I was wondering if there is an easy solution to match areas (polygons) on geopoints.

Answers

  • duphan
    duphan Dataiker, Registered Posts: 32 Dataiker

    Hi,

    This can be done in a python recipe (with geopandas) for example, or better, if you have a Postgres sql database, the postgis extension is very useful to handle geo data.

    Cheers,

    Du

  • tim-wright
    tim-wright Partner, L2 Designer, Snowflake Advanced, Neuron 2020, Registered, Neuron 2021, Neuron 2022 Posts: 77 Partner

    I realize I'm a bit late to the game, but I thought I would chime in for others needing similar help doing geospatial queries. Having never used geopandas before I thought I would just add it as a package to a custom code environment. It was not quite that simple. (I realize that this workload would generally be better offloaded to a database if possible, but I am running DSS 7 locally in a docker container - without access to a DB right now).

    This will require a custom Python environment. I was unable to do spatial joins (using the "intersects" operation) without geopandas only. First I got some errors relating to missing package "rtree" and then after installing that package got another error related to "libspatialindex_c". Turns out that rtree is a python package that wraps libstpatialindex. libspatial index is a library that allows for robust spatial indexing and spatial querying - but is not installable through pip. So geopandas depends on rtree and rtree on libspatial index (for some things).

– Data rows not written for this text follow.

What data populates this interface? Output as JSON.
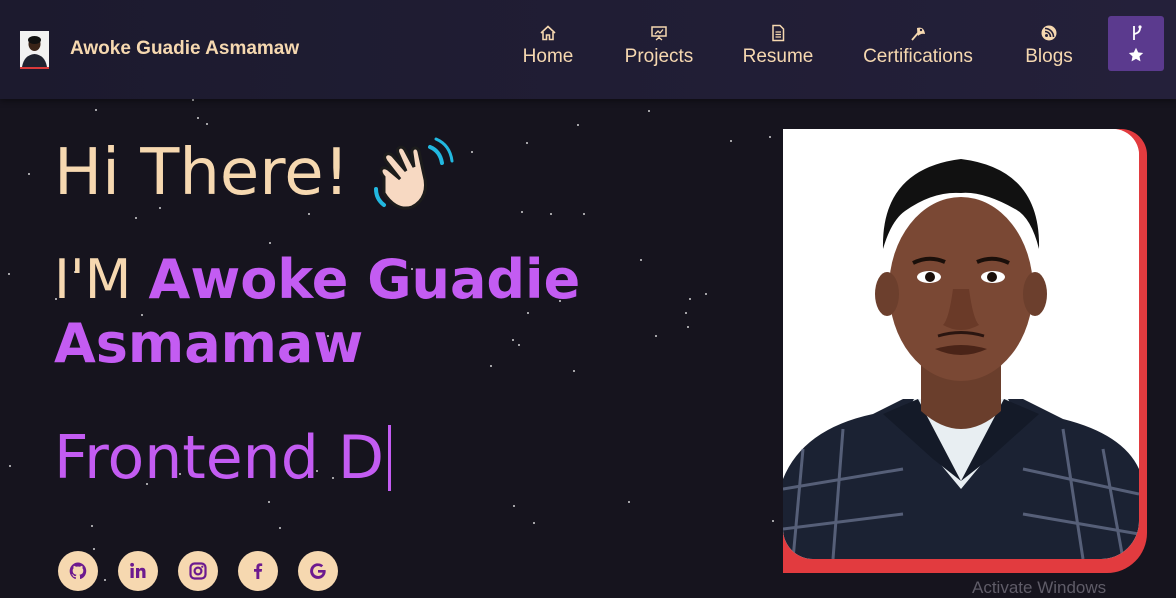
{
  "brand": {
    "name": "Awoke Guadie Asmamaw"
  },
  "nav": {
    "items": [
      {
        "label": "Home",
        "icon": "home-icon"
      },
      {
        "label": "Projects",
        "icon": "projects-icon"
      },
      {
        "label": "Resume",
        "icon": "resume-icon"
      },
      {
        "label": "Certifications",
        "icon": "certifications-icon"
      },
      {
        "label": "Blogs",
        "icon": "blogs-icon"
      }
    ],
    "fork_icons": [
      "git-fork-icon",
      "star-icon"
    ]
  },
  "hero": {
    "greeting": "Hi There!",
    "intro_prefix": "I'M ",
    "name": "Awoke Guadie Asmamaw",
    "typed_text": "Frontend D"
  },
  "social": [
    "github-icon",
    "linkedin-icon",
    "instagram-icon",
    "facebook-icon",
    "google-icon"
  ],
  "watermark": "Activate Windows",
  "colors": {
    "accent": "#c35cf2",
    "cream": "#f6d8b0",
    "background": "#16141e",
    "navbar": "#1c1a2e",
    "fork_button": "#5b3a8e",
    "photo_frame": "#e23b3f"
  }
}
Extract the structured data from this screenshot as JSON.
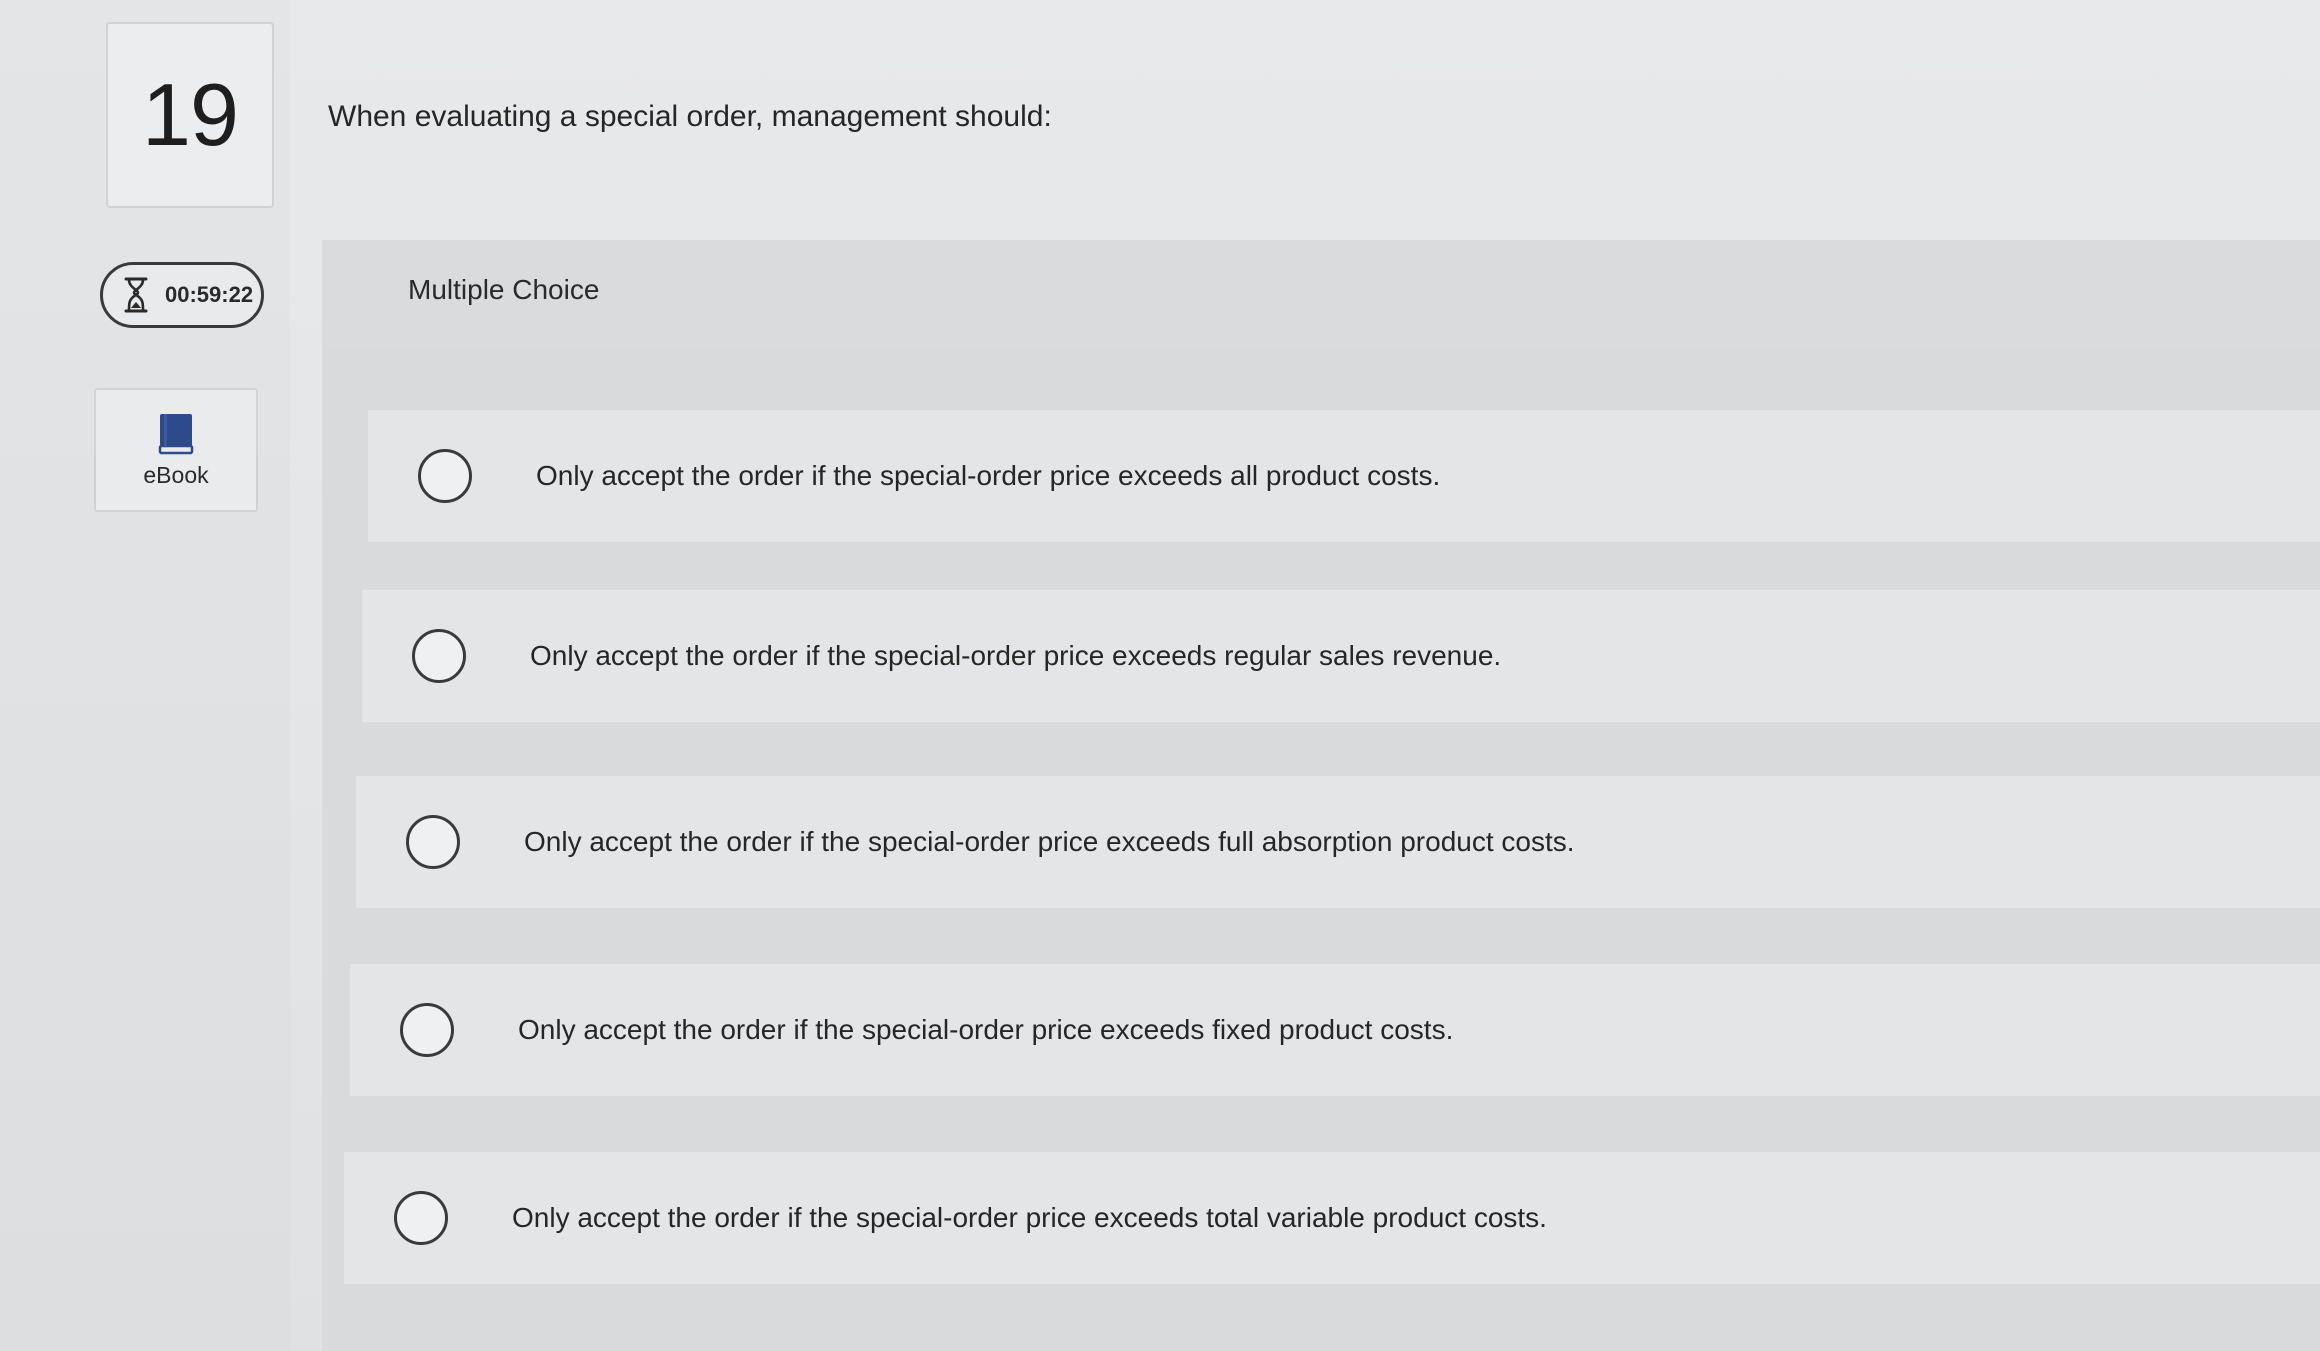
{
  "question": {
    "number": "19",
    "text": "When evaluating a special order, management should:",
    "type_label": "Multiple Choice"
  },
  "timer": {
    "icon": "hourglass-icon",
    "value": "00:59:22"
  },
  "ebook": {
    "icon": "book-icon",
    "label": "eBook",
    "icon_color": "#2f4a8a"
  },
  "options": [
    {
      "text": "Only accept the order if the special-order price exceeds all product costs."
    },
    {
      "text": "Only accept the order if the special-order price exceeds regular sales revenue."
    },
    {
      "text": "Only accept the order if the special-order price exceeds full absorption product costs."
    },
    {
      "text": "Only accept the order if the special-order price exceeds fixed product costs."
    },
    {
      "text": "Only accept the order if the special-order price exceeds total variable product costs."
    }
  ]
}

    How I resolved my issue:

    1. Install libspatialindex into the DSS node
      1. If you are running DSS locally, you probably have root permission to install it.
      2. If you are running in Docker (what I did)
        1. log on as root user: docker exec -it --user root <container> bash
        2. install libspatialinddex: yum install -y spatialindex-devel
    2. Create new Code Environment (managed by DSS) Python = 3.6
    3. Add to "Packages to Install":
      1. geopandas==0.7.0
      2. rtree==0.9.4 (when I tried to create the env before installing libspatiaindex, I did get an error trying to install rtree)
    4. Happy Geocoding!

    Other Notes: During my googling, it does appear that there are pre-built binaries on Conda Forge for libspatialindex. So you probably wouldn't need to go through the hassle of all the steps above if you create a code-env that is managed by conda - disclaimer: I did not test this.